Most definitely, that is what targeted advertisements are designed for and can be relevant and useful to the particular individual, but at what cost? However the velocity, accuracy of products and repetition of that targeted advertisement can vary massively and inevitably make that particular advertisement irrelevant.
Another option to consider is that every single search journey is fundamentally unique and the user may not be looking to purchase or sell anything every time they use a search engine. It is found that predominantly targeted adverts are placed to encourage the intention to buy and therefore if a user is looking to find out historical information, they are not interested in purchasing something and being bombarded by adverts can be off-putting.

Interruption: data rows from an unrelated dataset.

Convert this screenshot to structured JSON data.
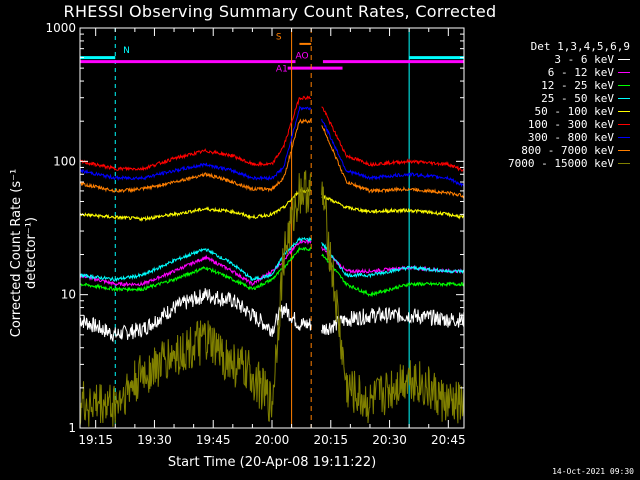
{
  "chart_data": {
    "type": "line",
    "title": "RHESSI Observing Summary Count Rates, Corrected",
    "xlabel": "Start Time (20-Apr-08 19:11:22)",
    "ylabel": "Corrected Count Rate (s⁻¹ detector⁻¹)",
    "yscale": "log",
    "ylim": [
      1,
      1000
    ],
    "xlim_minutes": [
      0,
      41
    ],
    "y_ticks": [
      {
        "value": 1,
        "label": "1"
      },
      {
        "value": 10,
        "label": "10"
      },
      {
        "value": 100,
        "label": "100"
      },
      {
        "value": 1000,
        "label": "1000"
      }
    ],
    "x_ticks": [
      {
        "minutes": 0,
        "label": "19:15"
      },
      {
        "minutes": 15,
        "label": "19:30"
      },
      {
        "minutes": 30,
        "label": "19:45"
      },
      {
        "minutes": 45,
        "label": "20:00"
      },
      {
        "minutes": 60,
        "label": "20:15"
      },
      {
        "minutes": 75,
        "label": "20:30"
      },
      {
        "minutes": 90,
        "label": "20:45"
      }
    ],
    "detectors": "Det 1,3,4,5,6,9",
    "series": [
      {
        "name": "3 - 6 keV",
        "color": "#ffffff",
        "x": [
          -4,
          5,
          12,
          20,
          28,
          35,
          40,
          45,
          48,
          52,
          55,
          58,
          64,
          70,
          80,
          90,
          94
        ],
        "y": [
          6.5,
          5,
          5.5,
          8,
          10,
          9,
          7,
          5.5,
          8,
          6,
          6,
          5.5,
          6.5,
          7,
          7,
          6.5,
          6.5
        ]
      },
      {
        "name": "6 - 12 keV",
        "color": "#ff00ff",
        "x": [
          -4,
          5,
          12,
          20,
          28,
          35,
          40,
          45,
          48,
          52,
          55,
          58,
          64,
          70,
          80,
          90,
          94
        ],
        "y": [
          14,
          12,
          12,
          15,
          19,
          15,
          12,
          15,
          18,
          25,
          25,
          22,
          15,
          15,
          16,
          15,
          15
        ]
      },
      {
        "name": "12 - 25 keV",
        "color": "#00ff00",
        "x": [
          -4,
          5,
          12,
          20,
          28,
          35,
          40,
          45,
          48,
          52,
          55,
          58,
          64,
          70,
          80,
          90,
          94
        ],
        "y": [
          12,
          11,
          11,
          13,
          16,
          13,
          11,
          13,
          16,
          22,
          22,
          20,
          12,
          10,
          12,
          12,
          12
        ]
      },
      {
        "name": "25 - 50 keV",
        "color": "#00ffff",
        "x": [
          -4,
          5,
          12,
          20,
          28,
          35,
          40,
          45,
          48,
          52,
          55,
          58,
          64,
          70,
          80,
          90,
          94
        ],
        "y": [
          14,
          13,
          14,
          18,
          22,
          17,
          13,
          14,
          20,
          26,
          26,
          24,
          14,
          14,
          16,
          15,
          15
        ]
      },
      {
        "name": "50 - 100 keV",
        "color": "#ffff00",
        "x": [
          -4,
          5,
          12,
          20,
          28,
          35,
          40,
          45,
          48,
          52,
          55,
          58,
          64,
          70,
          80,
          90,
          94
        ],
        "y": [
          40,
          38,
          37,
          40,
          44,
          42,
          38,
          40,
          45,
          60,
          60,
          55,
          45,
          42,
          43,
          40,
          38
        ]
      },
      {
        "name": "100 - 300 keV",
        "color": "#ff0000",
        "x": [
          -4,
          5,
          12,
          20,
          28,
          35,
          40,
          45,
          48,
          52,
          55,
          58,
          64,
          70,
          80,
          90,
          94
        ],
        "y": [
          100,
          88,
          88,
          105,
          120,
          110,
          95,
          95,
          130,
          300,
          300,
          250,
          110,
          95,
          100,
          95,
          85
        ]
      },
      {
        "name": "300 - 800 keV",
        "color": "#0000ff",
        "x": [
          -4,
          5,
          12,
          20,
          28,
          35,
          40,
          45,
          48,
          52,
          55,
          58,
          64,
          70,
          80,
          90,
          94
        ],
        "y": [
          85,
          75,
          75,
          85,
          95,
          85,
          75,
          75,
          90,
          250,
          250,
          200,
          85,
          75,
          80,
          75,
          65
        ]
      },
      {
        "name": "800 - 7000 keV",
        "color": "#ff7f00",
        "x": [
          -4,
          5,
          12,
          20,
          28,
          35,
          40,
          45,
          48,
          52,
          55,
          58,
          64,
          70,
          80,
          90,
          94
        ],
        "y": [
          68,
          60,
          62,
          70,
          80,
          70,
          62,
          62,
          75,
          200,
          200,
          180,
          70,
          60,
          62,
          58,
          55
        ]
      },
      {
        "name": "7000 - 15000 keV",
        "color": "#808000",
        "x": [
          -4,
          5,
          12,
          20,
          28,
          35,
          40,
          45,
          48,
          52,
          55,
          58,
          64,
          70,
          80,
          90,
          94
        ],
        "y": [
          1.5,
          1.5,
          2.5,
          3.5,
          4.5,
          3,
          2.5,
          1.5,
          20,
          60,
          60,
          55,
          2,
          1.5,
          2.5,
          1.5,
          1.5
        ]
      }
    ],
    "annotations": [
      {
        "label": "N"
      },
      {
        "label": "S"
      },
      {
        "label": "AO"
      },
      {
        "label": "A1"
      }
    ]
  },
  "timestamp": "14-Oct-2021 09:30"
}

7. So you don’t have any advertising in your search results?
Oscobo like most search engines is funded by advertising revenue. The decision was made to have a limit of two adverts at the top of the search results and to not provide adverts or search results based on a user’s profile, but based purely on their search words.
Oscobo also will not communicate any information on users if they do not click on the ads, whereas other search engines will collate all this information regardless of if the user clicks through or not.
8. Can users have a personalised search experience and not sacrifice their data privacy?
It would be extremely difficult for the average Internet user to have the personal search experience while monitoring how much of their data is being tracked. To achieve this successfully, a person will have to be aware of all of the tracking mechanisms that are used on search engines, plus know how to either turn them off or avoid them. This is very difficult to do.
9. How you think user opinion and behaviour will change when it comes to protecting personal data in the next 5 years?
If you take 2015 as an example, we have seen a distinct focus on the media and user understanding around data privacy, security and the extent to which people are being monitored when operating online in a variety of forms. We believe this trend is only going to increase as people begin to become better educated in what footprint they are leaving online. Users will continue to understand that the level of monitoring, storing and usage of their personal data is not needed and frankly being taken without their knowledge.
10. Why focus on the UK market first?
Firstly we are a UK company paying UK taxes and are based in the UK. However, we began our focus in the UK as we see a clear demand and gap in the market for a dedicated service. Other companies, such as DuckDuckGo, have focused on their prospective regions such as the US, limiting the level of service to UK customers. By this I mean that their results are US-centric and may not be as accurate or relevant as Oscobo.
We also saw that the average UK Internet user is amongst some of the most advanced and active users globally, so the need to provide a service which protects their search privacy made sense.
11. Is anonymous search only useful to hackers and people who want to hide what they are doing?
Definitely not. Users are normal everyday individuals that simply want more natural and relevant search results from their online activity and do not want their personal data being stored or shared. As mentioned earlier the user will only receive true, organic results from the terms that they have entered into the search engine, a clean slate for each search if you will and when they return the same will happen again.
Oscobo provides UK users with another option for an online search engine which they can use with the safe mind that they aren’t being tracked and that their data isn’t being used to profile them to present assumed results.
12. What does the next 5 years look like for Oscobo?
The next five years will see Oscobo being launched in new regions, but still offering localised search results as done in the UK. The users play an important part in the development of the search engine, and we plan to listen to them when launching further features and website enhancements. The future will see Oscobo evolving to allow our users' journeys to be as seamless and unobtrusive as possible, and delivering the best search results across platforms and devices – all while continuing to uphold their privacy.